I would suggest New Jersey as the better jurisdiction. State courts always have jurisdiction over its own residents. So since the handyman is from New Jersey there would be no question whether a New Jersey court would have jurisdiction over him.

Pennsylvania could potentially have jurisdiction over the handyman since at least one of the transactions occurred in Pennsylvania. State court also always have jurisdiction over transactions that happen in their state. But there may be a question over whether a Pennsylvania court has jurisdiction over the transaction that happened in New Jersey. At least there is the possibility that the handyman would raise a jurisdictional defense with respect to the New Jersey transaction.

So, since you probably want two start just one lawsuit rather than two, New Jersey would be the better jurisdiction.

In addition, if you are considering bringing a small claims lawsuit because the amount involved is not that much, small claims lawsuits always must be commenced in the jurisdiction in which the defendant lives. And more particularly in the county in which the defendant lives.
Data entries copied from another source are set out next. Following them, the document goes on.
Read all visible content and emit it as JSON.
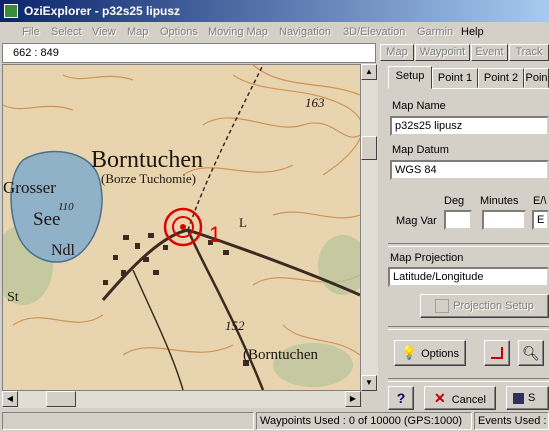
{
  "window": {
    "title": "OziExplorer - p32s25 lipusz"
  },
  "menu": [
    "File",
    "Select",
    "View",
    "Map",
    "Options",
    "Moving Map",
    "Navigation",
    "3D/Elevation",
    "Garmin",
    "Help"
  ],
  "coords": "662 : 849",
  "toolbar_tabs": [
    "Map",
    "Waypoint",
    "Event",
    "Track"
  ],
  "map_labels": {
    "town": "Borntuchen",
    "town_sub": "(Borze Tuchomie)",
    "lake1": "Grosser",
    "lake2": "See",
    "elev_lake": "110",
    "ndl": "Ndl",
    "st": "St",
    "elev1": "163",
    "elev2": "152",
    "town2": "(Borntuchen",
    "waypoint": "1",
    "l": "L"
  },
  "panel": {
    "tabs": [
      "Setup",
      "Point 1",
      "Point 2",
      "Poin"
    ],
    "map_name_label": "Map Name",
    "map_name_value": "p32s25 lipusz",
    "map_datum_label": "Map Datum",
    "map_datum_value": "WGS 84",
    "deg_label": "Deg",
    "minutes_label": "Minutes",
    "ew_label": "E/\\",
    "mag_var_label": "Mag Var",
    "ew_value": "E",
    "projection_label": "Map Projection",
    "projection_value": "Latitude/Longitude",
    "projection_setup_label": "Projection Setup",
    "options_label": "Options",
    "help_label": "?",
    "cancel_label": "Cancel",
    "save_label": "S"
  },
  "status": {
    "waypoints": "Waypoints Used : 0 of 10000  (GPS:1000)",
    "events": "Events Used :"
  }
}
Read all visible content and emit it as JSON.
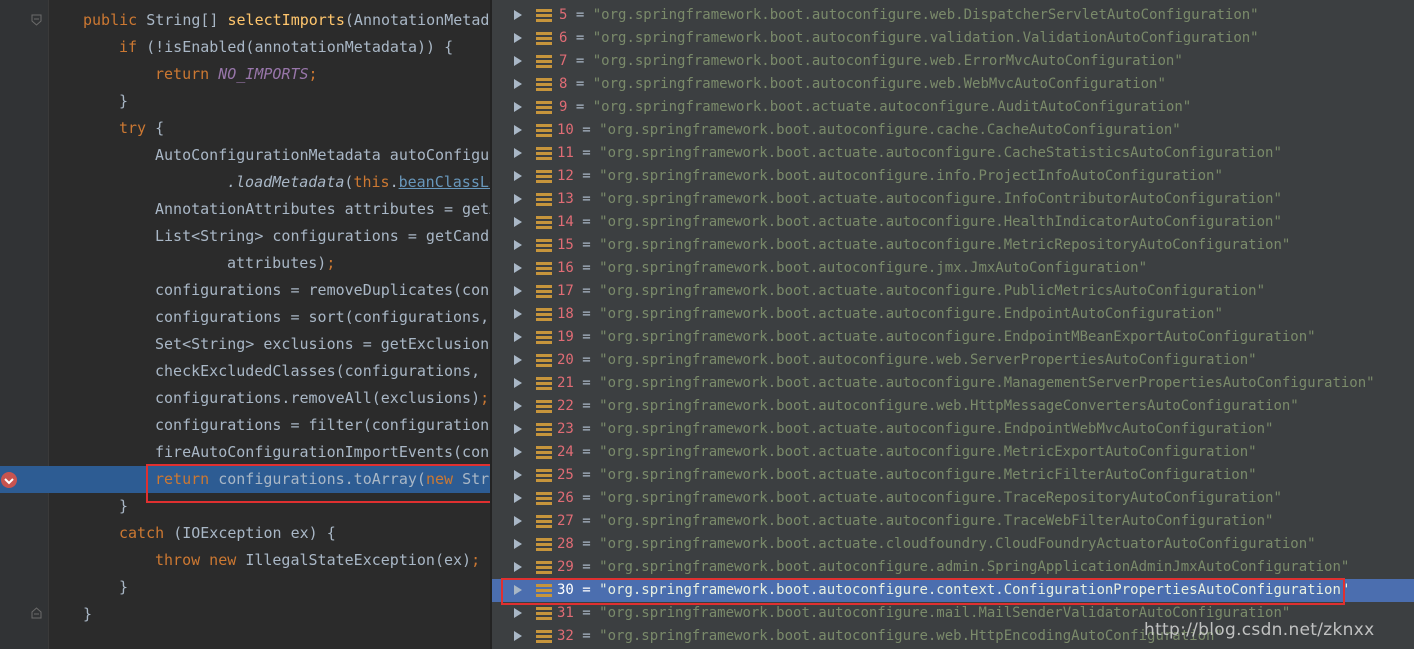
{
  "editor": {
    "lines": [
      [
        [
          "kw",
          "public "
        ],
        [
          "",
          "String[] "
        ],
        [
          "fn",
          "selectImports"
        ],
        [
          "",
          "(AnnotationMetada"
        ]
      ],
      [
        [
          "kw",
          "if "
        ],
        [
          "",
          "(!isEnabled(annotationMetadata)) {"
        ]
      ],
      [
        [
          "kw",
          "return "
        ],
        [
          "it",
          "NO_IMPORTS"
        ],
        [
          "sc",
          ";"
        ]
      ],
      [
        [
          "",
          "}"
        ]
      ],
      [
        [
          "kw",
          "try "
        ],
        [
          "",
          "{"
        ]
      ],
      [
        [
          "",
          "AutoConfigurationMetadata autoConfigu"
        ]
      ],
      [
        [
          "itf",
          ".loadMetadata"
        ],
        [
          "",
          "("
        ],
        [
          "kw",
          "this"
        ],
        [
          "",
          "."
        ],
        [
          "lnk",
          "beanClassLo"
        ]
      ],
      [
        [
          "",
          "AnnotationAttributes attributes = getA"
        ]
      ],
      [
        [
          "",
          "List<String> configurations = getCandi"
        ]
      ],
      [
        [
          "",
          "attributes)"
        ],
        [
          "sc",
          ";"
        ]
      ],
      [
        [
          "",
          "configurations = removeDuplicates(conf"
        ]
      ],
      [
        [
          "",
          "configurations = sort(configurations, "
        ]
      ],
      [
        [
          "",
          "Set<String> exclusions = getExclusions"
        ]
      ],
      [
        [
          "",
          "checkExcludedClasses(configurations, e"
        ]
      ],
      [
        [
          "",
          "configurations.removeAll(exclusions)"
        ],
        [
          "sc",
          ";"
        ]
      ],
      [
        [
          "",
          "configurations = filter(configurations"
        ]
      ],
      [
        [
          "",
          "fireAutoConfigurationImportEvents(conf"
        ]
      ],
      [
        [
          "kw",
          "return "
        ],
        [
          "hlf",
          "configurations.toArray("
        ],
        [
          "kw",
          "new "
        ],
        [
          "hlf",
          "Str"
        ]
      ],
      [
        [
          "",
          "}"
        ]
      ],
      [
        [
          "kw",
          "catch "
        ],
        [
          "",
          "(IOException ex) {"
        ]
      ],
      [
        [
          "kw",
          "throw new "
        ],
        [
          "",
          "IllegalStateException(ex)"
        ],
        [
          "sc",
          ";"
        ]
      ],
      [
        [
          "",
          "}"
        ]
      ],
      [
        [
          "",
          "}"
        ]
      ]
    ],
    "indents": [
      0,
      1,
      2,
      1,
      1,
      2,
      4,
      2,
      2,
      4,
      2,
      2,
      2,
      2,
      2,
      2,
      2,
      2,
      1,
      1,
      2,
      1,
      0
    ],
    "highlighted_line": 17
  },
  "variables": {
    "rows": [
      {
        "index": "5",
        "value": "\"org.springframework.boot.autoconfigure.web.DispatcherServletAutoConfiguration\""
      },
      {
        "index": "6",
        "value": "\"org.springframework.boot.autoconfigure.validation.ValidationAutoConfiguration\""
      },
      {
        "index": "7",
        "value": "\"org.springframework.boot.autoconfigure.web.ErrorMvcAutoConfiguration\""
      },
      {
        "index": "8",
        "value": "\"org.springframework.boot.autoconfigure.web.WebMvcAutoConfiguration\""
      },
      {
        "index": "9",
        "value": "\"org.springframework.boot.actuate.autoconfigure.AuditAutoConfiguration\""
      },
      {
        "index": "10",
        "value": "\"org.springframework.boot.autoconfigure.cache.CacheAutoConfiguration\""
      },
      {
        "index": "11",
        "value": "\"org.springframework.boot.actuate.autoconfigure.CacheStatisticsAutoConfiguration\""
      },
      {
        "index": "12",
        "value": "\"org.springframework.boot.autoconfigure.info.ProjectInfoAutoConfiguration\""
      },
      {
        "index": "13",
        "value": "\"org.springframework.boot.actuate.autoconfigure.InfoContributorAutoConfiguration\""
      },
      {
        "index": "14",
        "value": "\"org.springframework.boot.actuate.autoconfigure.HealthIndicatorAutoConfiguration\""
      },
      {
        "index": "15",
        "value": "\"org.springframework.boot.actuate.autoconfigure.MetricRepositoryAutoConfiguration\""
      },
      {
        "index": "16",
        "value": "\"org.springframework.boot.autoconfigure.jmx.JmxAutoConfiguration\""
      },
      {
        "index": "17",
        "value": "\"org.springframework.boot.actuate.autoconfigure.PublicMetricsAutoConfiguration\""
      },
      {
        "index": "18",
        "value": "\"org.springframework.boot.actuate.autoconfigure.EndpointAutoConfiguration\""
      },
      {
        "index": "19",
        "value": "\"org.springframework.boot.actuate.autoconfigure.EndpointMBeanExportAutoConfiguration\""
      },
      {
        "index": "20",
        "value": "\"org.springframework.boot.autoconfigure.web.ServerPropertiesAutoConfiguration\""
      },
      {
        "index": "21",
        "value": "\"org.springframework.boot.actuate.autoconfigure.ManagementServerPropertiesAutoConfiguration\""
      },
      {
        "index": "22",
        "value": "\"org.springframework.boot.autoconfigure.web.HttpMessageConvertersAutoConfiguration\""
      },
      {
        "index": "23",
        "value": "\"org.springframework.boot.actuate.autoconfigure.EndpointWebMvcAutoConfiguration\""
      },
      {
        "index": "24",
        "value": "\"org.springframework.boot.actuate.autoconfigure.MetricExportAutoConfiguration\""
      },
      {
        "index": "25",
        "value": "\"org.springframework.boot.actuate.autoconfigure.MetricFilterAutoConfiguration\""
      },
      {
        "index": "26",
        "value": "\"org.springframework.boot.actuate.autoconfigure.TraceRepositoryAutoConfiguration\""
      },
      {
        "index": "27",
        "value": "\"org.springframework.boot.actuate.autoconfigure.TraceWebFilterAutoConfiguration\""
      },
      {
        "index": "28",
        "value": "\"org.springframework.boot.actuate.cloudfoundry.CloudFoundryActuatorAutoConfiguration\""
      },
      {
        "index": "29",
        "value": "\"org.springframework.boot.autoconfigure.admin.SpringApplicationAdminJmxAutoConfiguration\""
      },
      {
        "index": "30",
        "value": "\"org.springframework.boot.autoconfigure.context.ConfigurationPropertiesAutoConfiguration\""
      },
      {
        "index": "31",
        "value": "\"org.springframework.boot.autoconfigure.mail.MailSenderValidatorAutoConfiguration\""
      },
      {
        "index": "32",
        "value": "\"org.springframework.boot.autoconfigure.web.HttpEncodingAutoConfiguration\""
      }
    ],
    "selected_index": "30"
  },
  "watermark": "http://blog.csdn.net/zknxx",
  "colors": {
    "keyword": "#cc7832",
    "method": "#ffc66d",
    "constant": "#9876aa",
    "selection": "#4b6eaf",
    "highlight_box": "#e03030"
  }
}
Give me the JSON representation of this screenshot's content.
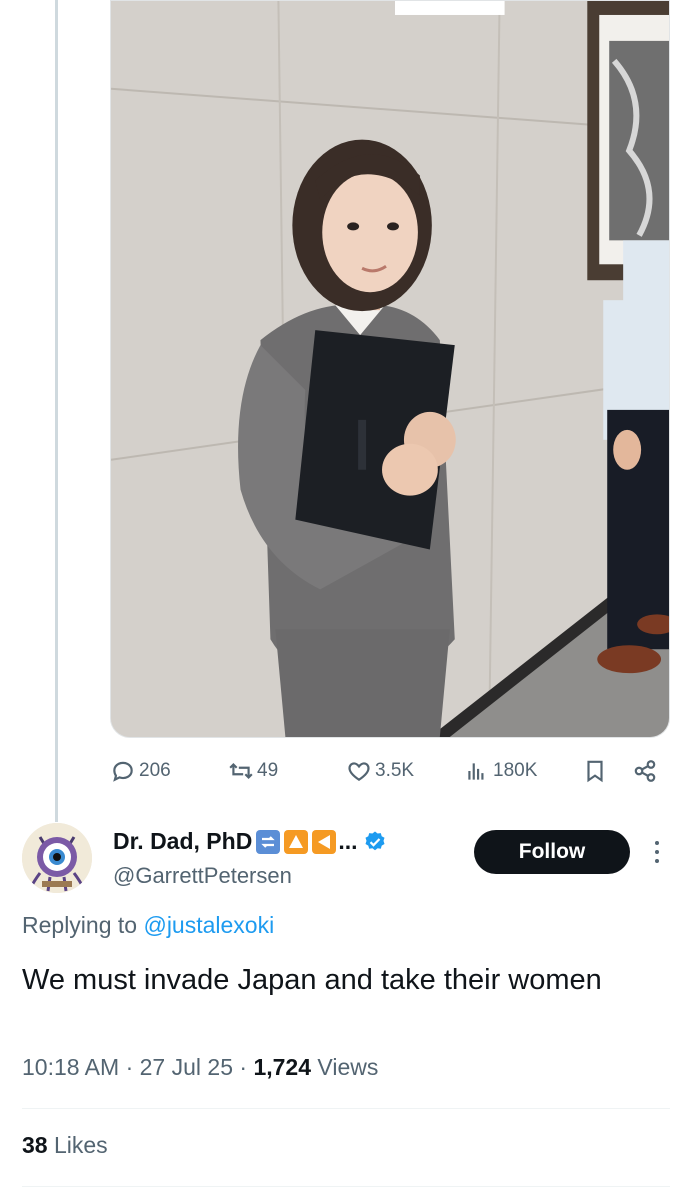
{
  "media": {
    "alt": "Photo of a woman in a grey suit holding a black folder"
  },
  "actions": {
    "replies": "206",
    "reposts": "49",
    "likes": "3.5K",
    "views": "180K"
  },
  "reply": {
    "display_name": "Dr. Dad, PhD",
    "name_suffix": "...",
    "handle": "@GarrettPetersen",
    "follow_label": "Follow",
    "replying_prefix": "Replying to",
    "replying_to": "@justalexoki",
    "text": "We must invade Japan and take their women",
    "time": "10:18 AM",
    "date": "27 Jul 25",
    "views_count": "1,724",
    "views_label": "Views",
    "likes_count": "38",
    "likes_label": "Likes"
  },
  "colors": {
    "accent": "#1d9bf0",
    "text_primary": "#0f1419",
    "text_secondary": "#536471",
    "follow_bg": "#0f1419",
    "verified": "#1d9bf0"
  },
  "icons": {
    "reply": "speech-bubble-icon",
    "repost": "repost-arrows-icon",
    "like": "heart-icon",
    "views": "bar-chart-icon",
    "bookmark": "bookmark-icon",
    "share": "share-icon",
    "verified": "verified-badge-icon",
    "more": "more-vertical-icon"
  }
}
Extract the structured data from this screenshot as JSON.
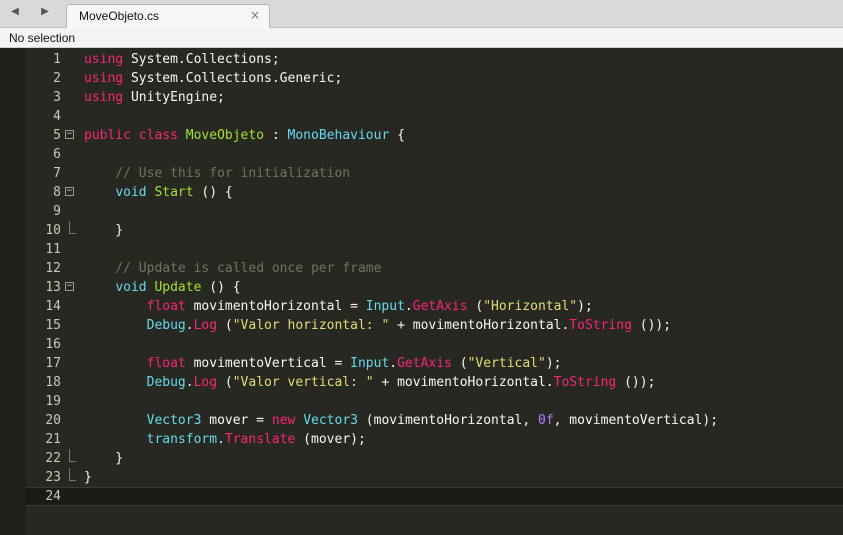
{
  "tab": {
    "title": "MoveObjeto.cs",
    "close": "×"
  },
  "nav": {
    "back": "◀",
    "forward": "▶"
  },
  "status": {
    "selection": "No selection"
  },
  "editor": {
    "current_line": 24,
    "lines": [
      {
        "n": "1",
        "fold": "",
        "tokens": [
          {
            "c": "k",
            "t": "using"
          },
          {
            "c": "p",
            "t": " System.Collections;"
          }
        ]
      },
      {
        "n": "2",
        "fold": "",
        "tokens": [
          {
            "c": "k",
            "t": "using"
          },
          {
            "c": "p",
            "t": " System.Collections.Generic;"
          }
        ]
      },
      {
        "n": "3",
        "fold": "",
        "tokens": [
          {
            "c": "k",
            "t": "using"
          },
          {
            "c": "p",
            "t": " UnityEngine;"
          }
        ]
      },
      {
        "n": "4",
        "fold": "",
        "tokens": []
      },
      {
        "n": "5",
        "fold": "open",
        "tokens": [
          {
            "c": "k",
            "t": "public"
          },
          {
            "c": "p",
            "t": " "
          },
          {
            "c": "k",
            "t": "class"
          },
          {
            "c": "p",
            "t": " "
          },
          {
            "c": "f",
            "t": "MoveObjeto"
          },
          {
            "c": "p",
            "t": " : "
          },
          {
            "c": "t",
            "t": "MonoBehaviour"
          },
          {
            "c": "p",
            "t": " {"
          }
        ]
      },
      {
        "n": "6",
        "fold": "",
        "tokens": []
      },
      {
        "n": "7",
        "fold": "",
        "tokens": [
          {
            "c": "p",
            "t": "    "
          },
          {
            "c": "c",
            "t": "// Use this for initialization"
          }
        ]
      },
      {
        "n": "8",
        "fold": "open",
        "tokens": [
          {
            "c": "p",
            "t": "    "
          },
          {
            "c": "t",
            "t": "void"
          },
          {
            "c": "p",
            "t": " "
          },
          {
            "c": "f",
            "t": "Start"
          },
          {
            "c": "p",
            "t": " () {"
          }
        ]
      },
      {
        "n": "9",
        "fold": "",
        "tokens": []
      },
      {
        "n": "10",
        "fold": "end",
        "tokens": [
          {
            "c": "p",
            "t": "    }"
          }
        ]
      },
      {
        "n": "11",
        "fold": "",
        "tokens": []
      },
      {
        "n": "12",
        "fold": "",
        "tokens": [
          {
            "c": "p",
            "t": "    "
          },
          {
            "c": "c",
            "t": "// Update is called once per frame"
          }
        ]
      },
      {
        "n": "13",
        "fold": "open",
        "tokens": [
          {
            "c": "p",
            "t": "    "
          },
          {
            "c": "t",
            "t": "void"
          },
          {
            "c": "p",
            "t": " "
          },
          {
            "c": "f",
            "t": "Update"
          },
          {
            "c": "p",
            "t": " () {"
          }
        ]
      },
      {
        "n": "14",
        "fold": "",
        "tokens": [
          {
            "c": "p",
            "t": "        "
          },
          {
            "c": "k",
            "t": "float"
          },
          {
            "c": "p",
            "t": " movimentoHorizontal = "
          },
          {
            "c": "t",
            "t": "Input"
          },
          {
            "c": "p",
            "t": "."
          },
          {
            "c": "k",
            "t": "GetAxis"
          },
          {
            "c": "p",
            "t": " ("
          },
          {
            "c": "s",
            "t": "\"Horizontal\""
          },
          {
            "c": "p",
            "t": ");"
          }
        ]
      },
      {
        "n": "15",
        "fold": "",
        "tokens": [
          {
            "c": "p",
            "t": "        "
          },
          {
            "c": "t",
            "t": "Debug"
          },
          {
            "c": "p",
            "t": "."
          },
          {
            "c": "k",
            "t": "Log"
          },
          {
            "c": "p",
            "t": " ("
          },
          {
            "c": "s",
            "t": "\"Valor horizontal: \""
          },
          {
            "c": "p",
            "t": " + movimentoHorizontal."
          },
          {
            "c": "k",
            "t": "ToString"
          },
          {
            "c": "p",
            "t": " ());"
          }
        ]
      },
      {
        "n": "16",
        "fold": "",
        "tokens": []
      },
      {
        "n": "17",
        "fold": "",
        "tokens": [
          {
            "c": "p",
            "t": "        "
          },
          {
            "c": "k",
            "t": "float"
          },
          {
            "c": "p",
            "t": " movimentoVertical = "
          },
          {
            "c": "t",
            "t": "Input"
          },
          {
            "c": "p",
            "t": "."
          },
          {
            "c": "k",
            "t": "GetAxis"
          },
          {
            "c": "p",
            "t": " ("
          },
          {
            "c": "s",
            "t": "\"Vertical\""
          },
          {
            "c": "p",
            "t": ");"
          }
        ]
      },
      {
        "n": "18",
        "fold": "",
        "tokens": [
          {
            "c": "p",
            "t": "        "
          },
          {
            "c": "t",
            "t": "Debug"
          },
          {
            "c": "p",
            "t": "."
          },
          {
            "c": "k",
            "t": "Log"
          },
          {
            "c": "p",
            "t": " ("
          },
          {
            "c": "s",
            "t": "\"Valor vertical: \""
          },
          {
            "c": "p",
            "t": " + movimentoHorizontal."
          },
          {
            "c": "k",
            "t": "ToString"
          },
          {
            "c": "p",
            "t": " ());"
          }
        ]
      },
      {
        "n": "19",
        "fold": "",
        "tokens": []
      },
      {
        "n": "20",
        "fold": "",
        "tokens": [
          {
            "c": "p",
            "t": "        "
          },
          {
            "c": "t",
            "t": "Vector3"
          },
          {
            "c": "p",
            "t": " mover = "
          },
          {
            "c": "k",
            "t": "new"
          },
          {
            "c": "p",
            "t": " "
          },
          {
            "c": "t",
            "t": "Vector3"
          },
          {
            "c": "p",
            "t": " (movimentoHorizontal, "
          },
          {
            "c": "n",
            "t": "0f"
          },
          {
            "c": "p",
            "t": ", movimentoVertical);"
          }
        ]
      },
      {
        "n": "21",
        "fold": "",
        "tokens": [
          {
            "c": "p",
            "t": "        "
          },
          {
            "c": "t",
            "t": "transform"
          },
          {
            "c": "p",
            "t": "."
          },
          {
            "c": "k",
            "t": "Translate"
          },
          {
            "c": "p",
            "t": " (mover);"
          }
        ]
      },
      {
        "n": "22",
        "fold": "end",
        "tokens": [
          {
            "c": "p",
            "t": "    }"
          }
        ]
      },
      {
        "n": "23",
        "fold": "end",
        "tokens": [
          {
            "c": "p",
            "t": "}"
          }
        ]
      },
      {
        "n": "24",
        "fold": "",
        "tokens": []
      }
    ]
  }
}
So you would bring a small claims lawsuit in the New Jersey county in which the handyman lives.

I hope this answers your question.


Customer: replied 3 days ago.
I apologize for the delay in getting back to you.
The county the contractor lives in NJ is far away from the NJ county he was suppose to work at (which is closer to me, but not the county I reside).
Can I take him to the NJ county court where he was suppose to work (according to contract)?

Not if you take him to small claims court. If you sue him in small claims court you must sue him in the county in which he lives or where his business is located. In New Jersey the small claims limit is $3,000.

However, if the amount you seek is more than $3,000, you can sue the contractor in the county where the work was supposed to occur.